Au coeur du projet, il y a Fabrice Champion. Membre de la compagnie les Arts Sauts, le trapéziste est devenu tétraplégique en 2004 à la suite d'un accident en répétition. Olivier Meyrou a fait de sa rééducation un documentaire intitulé Acrobate (au singulier cette fois).  De larges extraits de cette oeuvre émaillent la spectacle. On y voit Fabrice tenter de donner un nouveau sens à sa vie, de rester acrobate malgré tout, aidé de ses amis Alexandre Fournier et Matias Pilet. Fabrice est décédé depuis... Alexandre et Fabrice sont toujours acrobates. C'est l'essence même de leur vie. Sur la scène, ils expriment par leurs mouvements leurs émotions face à cette épreuve.

 

Le metteur en scène du spectacle, Stéphane Ricordel (par ailleurs co-directeur du Monfort) a bien connu Fabrice Champion puisqu'il est l'un des fondateurs des Arts Sauts avec Laurence de Magalhaes (l'autre co-directrice du Monfort).

L'amitié est ainsi le thème central du spectacle. L'amitié au delà du deuil et l'amitié entre ceux qui restent. Et plus largement la notion d'entraide et de confiance, primordiale dans l'acrobatie. Se soutenir, tendre la main, compter sur l'autre : dans ce domaine, ces expressions courantes prennent une autre dimension. 

L'histoire de Fabrice nous est présentée avec pudeur, à mots couverts.

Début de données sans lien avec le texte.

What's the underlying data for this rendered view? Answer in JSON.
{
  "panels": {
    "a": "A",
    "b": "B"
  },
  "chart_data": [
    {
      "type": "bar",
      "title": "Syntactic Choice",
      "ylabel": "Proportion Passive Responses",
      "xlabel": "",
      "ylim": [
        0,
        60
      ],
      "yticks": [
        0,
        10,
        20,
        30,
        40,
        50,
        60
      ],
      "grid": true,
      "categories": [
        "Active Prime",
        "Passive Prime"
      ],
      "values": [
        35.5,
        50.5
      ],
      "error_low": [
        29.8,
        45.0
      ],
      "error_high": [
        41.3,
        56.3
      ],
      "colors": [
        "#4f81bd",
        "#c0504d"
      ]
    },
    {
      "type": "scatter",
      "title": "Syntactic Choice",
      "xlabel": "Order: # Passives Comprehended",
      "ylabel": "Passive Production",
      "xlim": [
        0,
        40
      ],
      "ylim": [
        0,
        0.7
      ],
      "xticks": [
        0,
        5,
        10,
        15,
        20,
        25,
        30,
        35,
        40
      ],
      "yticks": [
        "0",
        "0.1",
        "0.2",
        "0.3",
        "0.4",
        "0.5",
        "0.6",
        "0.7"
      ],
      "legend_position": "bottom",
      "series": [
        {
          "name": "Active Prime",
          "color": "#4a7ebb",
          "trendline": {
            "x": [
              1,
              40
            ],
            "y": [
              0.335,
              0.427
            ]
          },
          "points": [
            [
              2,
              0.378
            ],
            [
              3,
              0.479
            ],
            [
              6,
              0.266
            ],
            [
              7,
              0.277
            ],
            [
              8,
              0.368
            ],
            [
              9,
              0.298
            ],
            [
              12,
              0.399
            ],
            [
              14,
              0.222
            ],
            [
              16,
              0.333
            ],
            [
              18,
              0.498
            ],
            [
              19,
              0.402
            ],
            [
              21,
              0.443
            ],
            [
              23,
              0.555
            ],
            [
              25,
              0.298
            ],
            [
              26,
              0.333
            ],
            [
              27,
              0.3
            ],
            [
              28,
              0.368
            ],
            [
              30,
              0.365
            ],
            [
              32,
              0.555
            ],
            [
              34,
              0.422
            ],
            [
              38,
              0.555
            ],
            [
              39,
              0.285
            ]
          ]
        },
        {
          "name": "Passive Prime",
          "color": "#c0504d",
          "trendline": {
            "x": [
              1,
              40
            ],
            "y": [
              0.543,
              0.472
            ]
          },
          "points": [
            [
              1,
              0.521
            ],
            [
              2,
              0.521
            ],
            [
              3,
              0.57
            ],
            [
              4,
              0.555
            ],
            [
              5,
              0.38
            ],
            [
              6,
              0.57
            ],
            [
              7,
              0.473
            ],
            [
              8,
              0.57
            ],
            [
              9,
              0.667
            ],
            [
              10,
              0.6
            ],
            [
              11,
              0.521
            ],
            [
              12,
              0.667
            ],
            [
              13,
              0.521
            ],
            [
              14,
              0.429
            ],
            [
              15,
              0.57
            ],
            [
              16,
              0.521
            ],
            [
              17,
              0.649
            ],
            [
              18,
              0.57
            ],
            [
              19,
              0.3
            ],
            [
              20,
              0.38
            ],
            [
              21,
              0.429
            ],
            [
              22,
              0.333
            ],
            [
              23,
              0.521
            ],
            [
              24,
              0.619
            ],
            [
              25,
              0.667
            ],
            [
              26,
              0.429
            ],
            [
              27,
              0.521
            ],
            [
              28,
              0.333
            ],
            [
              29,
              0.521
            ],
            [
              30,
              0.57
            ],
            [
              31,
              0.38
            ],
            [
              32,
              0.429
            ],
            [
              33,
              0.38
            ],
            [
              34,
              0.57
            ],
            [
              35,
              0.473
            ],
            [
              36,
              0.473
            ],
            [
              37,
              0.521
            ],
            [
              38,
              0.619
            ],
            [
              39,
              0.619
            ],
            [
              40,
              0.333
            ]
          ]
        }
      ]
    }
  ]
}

Extraits visuels ou juste sonores tandis qu'Alexandre et Mathias évoluent sur le plateau. Par leurs gestes, ils illustrent la souffrance de perdre le contrôle de son corps lorsque l'on est acrobate. Ils exprimeront aussi la douleur face à la mort puis l'élan vital qui demeure le plus fort. On passe aussi de l'ombre à la lumière.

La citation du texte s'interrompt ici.